The Journal

Metabolic · 6 min read

The GLP-1 Landscape, Explained

What the incretin class is, how the molecules differ, and what the published research does — and doesn't — say yet.

Few areas of metabolic research have moved as fast as the incretin field. The names — semaglutide, tirzepatide, retatrutide — get used interchangeably in casual conversation, but they describe meaningfully different molecules. Here's the plain-language map.

What 'incretin' means

Incretins are gut-derived signaling hormones the body releases in response to food. The two most studied are GLP-1 (glucagon-like peptide-1) and GIP (glucose-dependent insulinotropic polypeptide). They act on receptors involved in glucose handling and satiety signaling. The research compounds in this class are engineered analogs designed to engage one or more of these receptors with greater stability than the natural hormones.

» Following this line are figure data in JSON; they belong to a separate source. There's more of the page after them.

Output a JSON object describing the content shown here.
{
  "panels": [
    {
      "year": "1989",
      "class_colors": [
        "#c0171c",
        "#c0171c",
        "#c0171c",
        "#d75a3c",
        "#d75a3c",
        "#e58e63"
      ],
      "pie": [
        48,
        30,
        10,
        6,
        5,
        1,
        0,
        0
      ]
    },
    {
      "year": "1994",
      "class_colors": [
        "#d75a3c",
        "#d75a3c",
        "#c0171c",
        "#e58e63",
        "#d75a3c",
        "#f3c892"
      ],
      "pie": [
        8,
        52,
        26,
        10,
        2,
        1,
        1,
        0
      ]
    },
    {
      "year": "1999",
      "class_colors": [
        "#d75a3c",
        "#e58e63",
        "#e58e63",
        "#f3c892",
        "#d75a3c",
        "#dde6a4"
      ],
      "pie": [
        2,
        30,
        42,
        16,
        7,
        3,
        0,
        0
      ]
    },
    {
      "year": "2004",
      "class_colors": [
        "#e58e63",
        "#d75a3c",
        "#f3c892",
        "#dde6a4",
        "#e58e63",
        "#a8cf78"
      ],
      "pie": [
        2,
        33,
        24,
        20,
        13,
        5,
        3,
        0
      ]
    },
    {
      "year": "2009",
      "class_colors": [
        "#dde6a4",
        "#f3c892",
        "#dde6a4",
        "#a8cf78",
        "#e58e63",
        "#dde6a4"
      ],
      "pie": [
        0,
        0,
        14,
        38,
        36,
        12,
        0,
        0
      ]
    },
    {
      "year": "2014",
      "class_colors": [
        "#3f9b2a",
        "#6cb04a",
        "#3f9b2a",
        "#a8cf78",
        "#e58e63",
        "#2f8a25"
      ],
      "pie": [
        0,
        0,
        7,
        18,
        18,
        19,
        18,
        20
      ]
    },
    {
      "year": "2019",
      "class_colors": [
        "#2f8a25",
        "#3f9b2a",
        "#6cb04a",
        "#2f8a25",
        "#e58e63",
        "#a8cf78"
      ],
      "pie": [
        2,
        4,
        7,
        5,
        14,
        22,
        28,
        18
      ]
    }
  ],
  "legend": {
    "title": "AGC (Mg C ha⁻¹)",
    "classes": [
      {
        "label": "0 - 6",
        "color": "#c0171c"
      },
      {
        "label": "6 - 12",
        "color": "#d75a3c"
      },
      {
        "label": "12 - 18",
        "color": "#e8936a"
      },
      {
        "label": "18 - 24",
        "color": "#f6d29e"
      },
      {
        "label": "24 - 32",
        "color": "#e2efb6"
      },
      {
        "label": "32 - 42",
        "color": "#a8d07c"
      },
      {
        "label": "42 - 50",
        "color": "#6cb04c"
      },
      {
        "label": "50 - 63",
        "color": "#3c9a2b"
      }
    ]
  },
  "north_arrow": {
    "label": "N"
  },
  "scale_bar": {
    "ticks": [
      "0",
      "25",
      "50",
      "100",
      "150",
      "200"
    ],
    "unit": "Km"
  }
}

Single, dual, and triple agonism

The simplest framing is by how many receptors a molecule targets. Semaglutide is a GLP-1 receptor agonist — a single-target molecule. Tirzepatide is a dual agonist, engaging both GLP-1 and GIP receptors. Retatrutide goes a step further as a triple agonist (sometimes written 'GGG'), adding the glucagon receptor to the GLP-1 and GIP pair. Cagrilintide sits in an adjacent family as an amylin analog, which is why it's often studied alongside the others rather than as a direct substitute.

Why the differences matter to researchers

More targets is not automatically 'better' — it's different. Each added receptor changes the pharmacology a study has to account for: dosing ranges, titration schedules, and which physiological pathways are engaged. That's why the literature treats these as distinct tools rather than stronger versions of the same thing.

What the research does not say yet

Retatrutide, for example, remains under active clinical investigation and has no settled long-term profile in the public record. Across the class, comparative long-term data is still maturing. Anyone designing research here should read the primary literature directly rather than rely on summaries — including this one.

This is general education about published research, not medical advice. All compounds referenced are for research use only.